The ptrouble with pteroids and pterosaur flight
A convenient aspect of evolution is that you can usually look at something as part of a progression or sequence. Patterns seen in related plants or animals can provide a starting point when studying a new species. For example, you can look at quadrupeds the world over and compare forelimbs of many creatures and see how limbs ending in digits are the underlying template of many toes, fingers, and even flippers. Pterosaurs, however, have thrown us for a bit of a loop with what seems to be a brand new bone, throwing our usual body-plan references out the window. Further confounding things is that, unlike some other lineages from the Mesozoic, pterosaurs have no surviving descendants to compare against either.

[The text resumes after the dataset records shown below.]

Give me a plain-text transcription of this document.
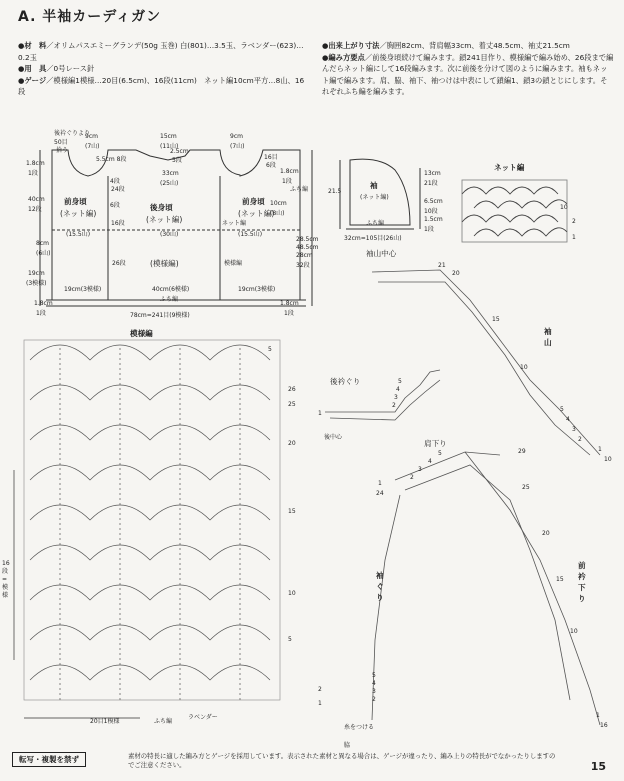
A. 半袖カーディガン
●材　料／オリムパスエミーグランデ(50g 玉巻) 白(801)…3.5玉、ラベンダー(623)…0.2玉
●用　具／0号レース針
●ゲージ／模様編1模様…20目(6.5cm)、16段(11cm)　ネット編10cm平方…8山、16段
●出来上がり寸法／胸囲82cm、背肩幅33cm、着丈48.5cm、袖丈21.5cm
●編み方要点／前後身頃続けて編みます。鎖241目作り、模様編で編み始め、26段まで編んだらネット編にして16段編みます。次に前後を分けて図のように編みます。袖もネット編で編みます。肩、脇、袖下、袖つけは中表にして鎖編1、鎖3の鎖とじにします。それぞれふち編を編みます。
後衿ぐりより
50目
拾う
9cm
(7山)
15cm
(11山)
9cm
(7山)
2.5cm
5段
5.5cm 8段
1.8cm
1段	33cm
(25山)
4段
24段
6段
16段	ネット編
(30山)
(15.5山)	(15.5山)
26段	模様編
前身頃
(ネット編)
後身頃
(ネット編)
前身頃
(ネット編)
(模様編)
16目
6段
1.8cm
1段
ふち編
40cm
12段
28.5cm
48.5cm
28cm
32段
19cm
(3模様)
1.8cm
1段
8cm
(6山)
10cm
(8山)
19cm(3模様)	40cm(6模様)	19cm(3模様)
ふち編
78cm=241目(9模様)
1.8cm
1段
袖
(ネット編)
21.5
ふち編
13cm
21段
6.5cm
10段
1.5cm
1段
32cm=105目(26山)
ネット編
2
1
10
模様編
26
25
20
15
10
5
2
1
16段=模様
20目1模様	ふち編
ラベンダー
5
袖山中心
袖山
21
20
15
10
5
4
3
2
1
10
後衿ぐり
後中心
5
4
3
2
1
肩下り
袖ぐり
前衿下り
29
25
24
5
4
3
2
1
20
15
10
5
4
3
2
1
16
糸をつける
脇
転写・複製を禁ず	素材の特長に適した編み方とゲージを採用しています。表示された素材と異なる場合は、ゲージが違ったり、編み上りの特長がでなかったりしますのでご注意ください。	15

The bone in question is called the pteroid. It was located somewhere on the front of pterosaur wing. The other bones are understood to be specialized wrist and fingers from which the bulk of the wing membrane was attached. The assumption is that the pteroid was then an attachment point on the front of the wing that may have provided a bit of reinforcement and extra control as the pterosaur wiggled it. The questions surround just how it was attached. Did it stick straight out from the wing? Or did it point from the wing back toward the body, more parallel to the rest of the wing bones?
Fossils are not a snapshot of life
While fossilized pteroids have been found more or less in place along wings, orientation is a trickier detail because fossils are almost always jumbled about by the time we find them. This disruption to an animal’s skeleton can happen right after death, thanks to being moved by water, gravity or other animals who want to eat the body. Shifts in geology can also obfuscate a skeleton’s layout if given enough time. Even the process of decomposing can be disruptive, as different tissues slacken and rot at different rates, moving the body around. This means that even the best preserved skeletons shouldn’t necessarily be trusted to tell us just how such a small bone sat on these creatures’ wings.
Looking from fossils to physics
So one way this can be studied without perfect specimens is to reverse engineer the wing with computer simulations. It’s been found that a pteroid pointing forwards would increase the amount of surface area of the wing enough to measurably increase the amount of lift they could generate. The drawback to this is that that orientation was also found to put much more stress on the bone and related membrane. The membrane would then need to be very flexible, making it a poor material for the leading edge of the wing. An inward facing pteroid, however, was found create a stable leading edge to the wing without adding stress. It also seems to be a better match for a wide variety of pterosaur wings found thus far, and is thus the more attractive answer at this point.